Я пожал плечами:
– Может и другие есть, да только розы — самые красивые.
– Нет, — нахмурился мальчик, — нельзя так про цветы говорить. Они все одинаково красивы, просто люди не всегда замечают их красоту.
Я был немного шокирован такой репликой... Как же правильно мыслит Алёшка! Да только люди часто вообще цветов не замечают — топчут их, уничтожают, убивают... цветы не живые — они не могут кричать, молить о пощаде... им остаётся только расти, не смотря ни на что, цвести под лучами холодного солнца, чтобы дарить радость хотя бы тому, кто видит в них красоту...
Розарий, как назло, оказался закрыт на профилактические работы. Хотя летом в парке и так неплохо, без цветов. Я как-то уже свыкся с мыслью о наступающей осени, а тут вдруг понял, что лето ещё не кончилось. Всегда так получается — ещё ничего не случилось, а люди уже там, в будущем, — переживают, гадают, а ведь будущее, оно не для всех наступит, кто-то знает об этом, кто-то нет, но в любом случае люди только теряют бесценные минуты счастья... Думай вперёд, но живи настоящим...
Я почувствовал, как Алёша потянул меня за рукав. Он всегда так делал, когда хотел привлечь внимание, — не кричал, не говорил, а легонько дотрагивался, будто речь для него была чем-то сложным... А может, свой хрустальный голосок берёг как сокровище.
– Что, Алёш?
Лицо мальчика выражало нечто среднее между мукой и любопытством.
– Можно мы пойдём туда?
Я поднял голову, бросив взгляд из-под бровей на небольшой зелёный домик, затаившийся между деревьями. Тир. В тире я стрелял как бог!
– В тир? Конечно можно!...
Я купил сразу побольше пуль, а то они имеют свойство кончаться слишком быстро. Азартное это дело — стрелять. Алёшка встал на подставку для детей и неуклюже упёр в плечо приклад пневматического ружья.
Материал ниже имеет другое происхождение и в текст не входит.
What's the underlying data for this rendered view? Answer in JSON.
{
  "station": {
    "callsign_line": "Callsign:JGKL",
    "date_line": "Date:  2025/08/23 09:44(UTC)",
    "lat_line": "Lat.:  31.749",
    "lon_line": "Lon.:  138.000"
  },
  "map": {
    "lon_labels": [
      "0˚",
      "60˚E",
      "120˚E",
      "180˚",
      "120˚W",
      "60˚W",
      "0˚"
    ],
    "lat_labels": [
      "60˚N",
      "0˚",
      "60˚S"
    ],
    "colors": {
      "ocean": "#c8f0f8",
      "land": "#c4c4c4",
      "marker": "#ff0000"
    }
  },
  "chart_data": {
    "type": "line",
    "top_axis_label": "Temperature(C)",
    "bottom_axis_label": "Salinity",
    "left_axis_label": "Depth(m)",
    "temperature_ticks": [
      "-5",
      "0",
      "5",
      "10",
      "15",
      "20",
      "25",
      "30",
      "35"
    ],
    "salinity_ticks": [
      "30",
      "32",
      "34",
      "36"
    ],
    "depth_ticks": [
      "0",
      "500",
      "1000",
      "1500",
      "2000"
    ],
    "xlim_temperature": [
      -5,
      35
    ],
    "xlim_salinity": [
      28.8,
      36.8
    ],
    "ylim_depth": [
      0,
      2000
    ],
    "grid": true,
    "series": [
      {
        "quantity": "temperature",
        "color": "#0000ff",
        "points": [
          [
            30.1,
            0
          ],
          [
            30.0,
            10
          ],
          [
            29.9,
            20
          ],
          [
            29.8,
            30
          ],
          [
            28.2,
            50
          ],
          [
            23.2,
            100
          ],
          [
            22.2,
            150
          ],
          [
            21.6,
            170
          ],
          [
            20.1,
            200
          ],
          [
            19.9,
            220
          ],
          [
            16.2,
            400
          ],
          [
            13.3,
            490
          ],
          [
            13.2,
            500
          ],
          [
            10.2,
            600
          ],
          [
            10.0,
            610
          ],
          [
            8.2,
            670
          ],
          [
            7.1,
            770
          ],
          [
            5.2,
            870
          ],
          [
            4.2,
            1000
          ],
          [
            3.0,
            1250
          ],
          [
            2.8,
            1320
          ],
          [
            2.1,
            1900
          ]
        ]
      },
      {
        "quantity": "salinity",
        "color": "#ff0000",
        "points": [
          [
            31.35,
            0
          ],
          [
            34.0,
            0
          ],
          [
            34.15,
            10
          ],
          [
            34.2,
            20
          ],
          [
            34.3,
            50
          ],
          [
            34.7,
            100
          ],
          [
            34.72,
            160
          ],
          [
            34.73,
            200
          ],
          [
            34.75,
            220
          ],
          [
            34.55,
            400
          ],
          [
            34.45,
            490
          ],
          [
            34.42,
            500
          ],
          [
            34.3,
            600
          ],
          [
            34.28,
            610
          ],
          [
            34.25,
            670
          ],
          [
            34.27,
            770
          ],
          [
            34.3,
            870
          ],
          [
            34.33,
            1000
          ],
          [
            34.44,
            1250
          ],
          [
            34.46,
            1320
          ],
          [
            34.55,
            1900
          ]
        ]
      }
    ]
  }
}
Для меня это была простая духовушка, а Алёша смотрелся с оружием как со снайперской «слонобойкой». Его тоненькие ручки тряслись, дрожали, пытаясь получше прицелиться, хотя мальчик, кажется, не очень волновался о том, куда он попадёт, для него интересен был сам процесс... Наконец Алёшка зажмурился и, напрягшись, словно поднимал пятидесятикилограммовый мешок картошки, нажал на курок... Ох и восторгу было!
Через несколько попыток он смог-таки поразить цель, и страшная морда одного из страшилищ, издав протяжный вой, замигала изнутри красным огнём... Хорошо, что кроме нас в тире никого не было, — хоть понятно, что попал именно ты.
– Дядя, Паша, а постреляй теперь ты! — с благоговением попросил меня Алёшка.
Я улыбнулся (загадочно так), взял из его холодных рук ружьё, аккуратно зарядил пульку — наверное, мои уверенные движения немного гипнотизировали затаившегося мальчишку, — прицелился и выстрелил. Вокруг маленькой модели земного шара закрутилась обшарпанная красная ракета — не очень впечатляюще, но это была самая сложная цель в тире... Дальше я всё делал гораздо быстрей — не успевала одна морда закончить свой визг, как я уже встряхивал новое страшилище, заставляя его орать и корчить смешные рожи... Может быть, они только мне казались смешными?... Я посмотрел на Алёшку — нет, мальчик тоже улыбался, хлопал в ладоши, подпрыгивал — я оправдал его ожидания. А вот когда я начал расстреливать ползущих в самом низу оленей, зайцев, медведей и прочих железных млекопитающих, мальчик вдруг закричал и вцепился мне в руку.
– Ты что? — удивлённо спросил я.
Алёша опомнился и опустил глаза:
– Не надо убивать зверушек.
– Так они же ненастоящие!
– Нет... ну, если стрельнёшь по ним, то и по настоящим потом стрельнёшь.
Я помотал головой:
– Тир он на то и нужен — захотел, например, человек пострелять по зверям, но живых ему жалко, а тут, в тире, можно удовлетворить свои животные инстинкты.